Diar Il Bniet, located in Dingli, on the southwestern side of the island is a local favorite for those looking for an authentic traditional Maltese meal, made with locally farmed ingredients. And by local, we're talking about a family run farm that's literally down the road, a few minutes away from the restaurant. It's simply the definition of a farm to table dining experience, set in a rustic and unpretentious dining room with an open kitchen – the closet to thing to a Maltese family table that visitors could ask for.

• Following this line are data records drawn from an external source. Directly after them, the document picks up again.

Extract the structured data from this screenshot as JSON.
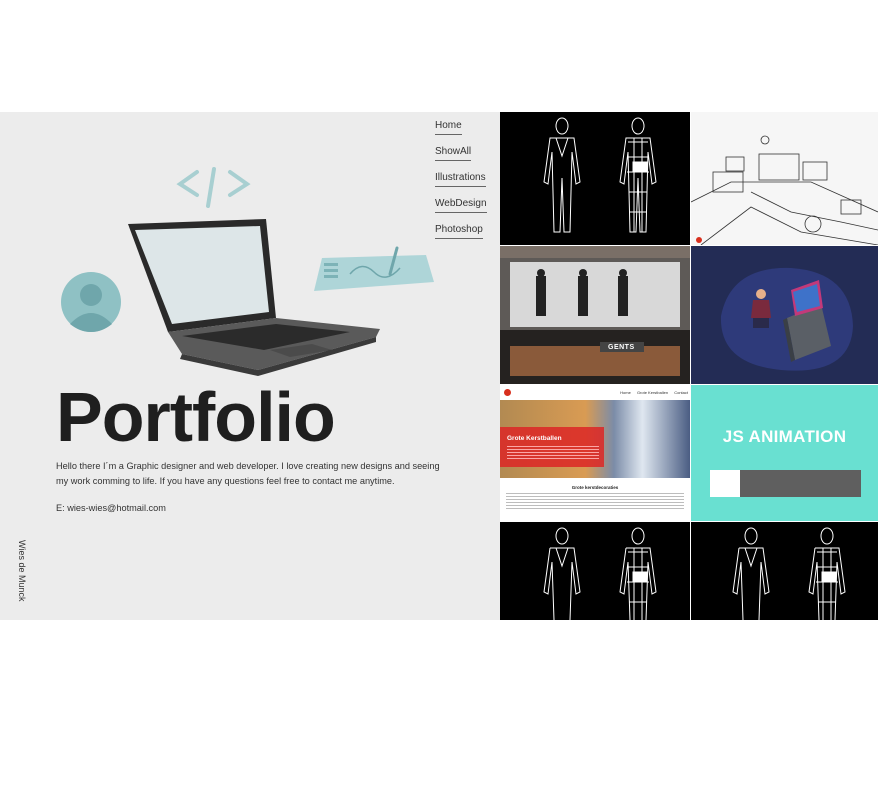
{
  "nav": {
    "items": [
      "Home",
      "ShowAll",
      "Illustrations",
      "WebDesign",
      "Photoshop"
    ]
  },
  "hero": {
    "title": "Portfolio",
    "intro": "Hello there I´m a Graphic designer and web developer. I love creating new designs and seeing my work comming to life. If you have any questions feel free to contact me anytime.",
    "email": "E: wies-wies@hotmail.com",
    "author": "Wies de Munck"
  },
  "portfolio": {
    "gents_sign": "GENTS",
    "website": {
      "links": [
        "Home",
        "Grote Kerstballen",
        "Contact"
      ],
      "hero_title": "Grote Kerstballen",
      "section_title": "Grote kerstdecoraties"
    },
    "js_animation": {
      "label": "JS ANIMATION",
      "progress_percent": 20
    }
  },
  "colors": {
    "left_bg": "#ececec",
    "accent_teal": "#69e0d1",
    "illustration_blue": "#8fc1c4",
    "dark_navy": "#232c55"
  }
}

Over 70% of the produce served on the restaurant's menu comes directly from the family's own farm. From sun-dried tomatoes, to sweet watermelons, the local traditional rabbit, and freshly laid eggs, the menu revolves around bringing out the best in the produce that the owners' family is proud to bring to tables every night. And speaking of tables, if there's one table that encapsulates everything that's phenomenal about the Malta's farm to table dining, it's Dia Il Bniet's spectacular evening buffet spread. An endless parade of the most vibrant, freshest local delicacies are laid out with the signature Maltese pride and care, worthy of any foodie's Instagram post. Cauliflower fritters, tuna patties, grilled eggplant, and local cheese is laid out in a mesmerizing exhibition of colorful flavors, in a dining experience that you simply must experience. It's the freshest fanfare that any food lover could dream of, and a table that will give you the most rounded, and memorable taste of Malta.

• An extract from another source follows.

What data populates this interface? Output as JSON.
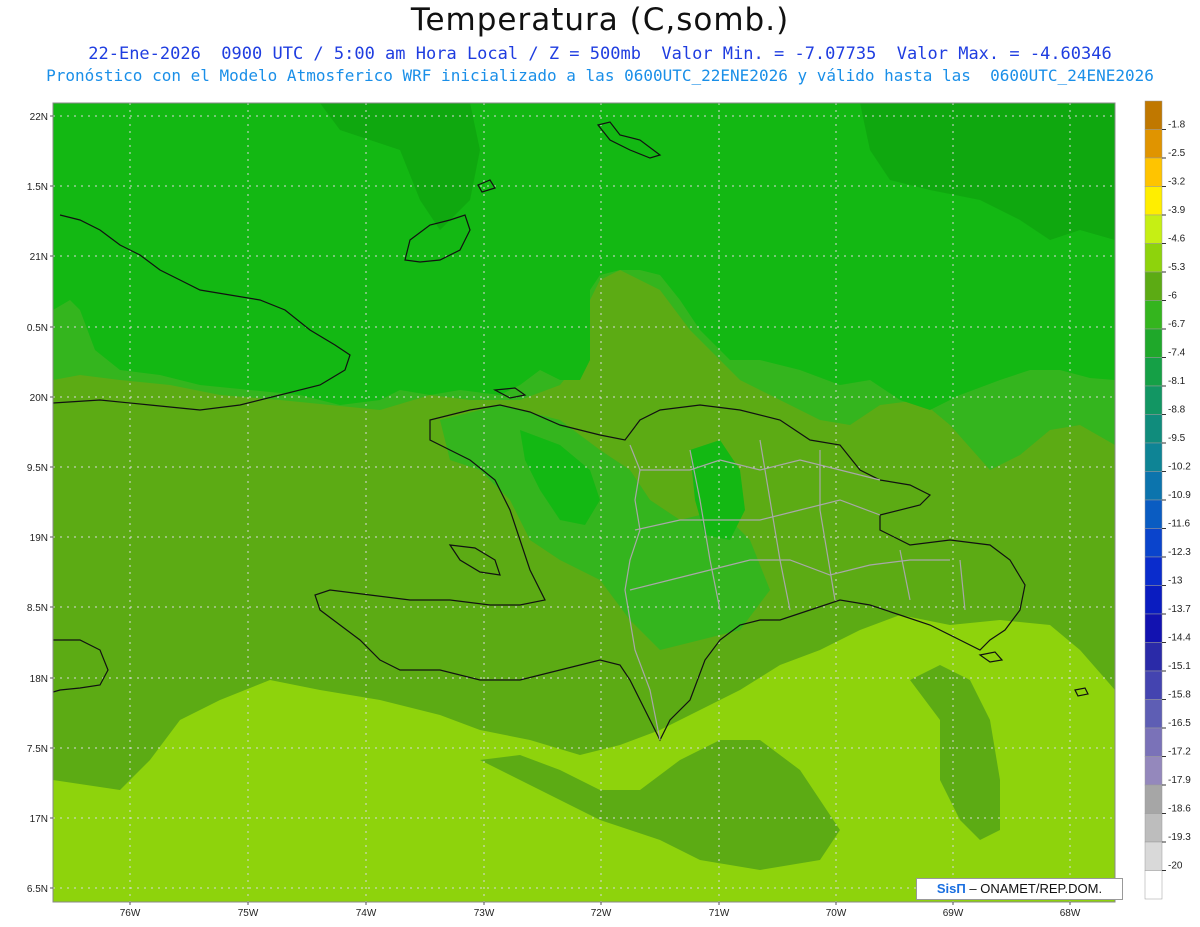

Malta is indeed one unique culinary pastiche. But for me, that's what makes it such a delicious destination for the senses. It's modestly charming, and it's hard to find such a genuine and unreserved hospitality anywhere in the region. The people of Malta have a true love of sharing their great country with visitors, especially when it comes to their food, and their pride in their history and tradition is infectious. "I think Malta is blessed with a lot of things that make it a unique destination for travelers," says Chef Hogan of the Corinthia Palace Hotel and Spa. "You come here for a week, and you can go around all the island – we've got beautiful seas, good food, lots of culture, lots of history – a lot to see and absorb. And you can practically travel the Mediterranean basin, all in the space of a week, in one country, through one culture. It's a mish mash of all these cultures that have colonized us over the years, and have always put their imprint on our culture. But we've still managed to maintain our own identity and our language, and our beliefs and traditions. It's a really unique destination."

The journalist writing this article was hosted by the Malta Tourism Authority.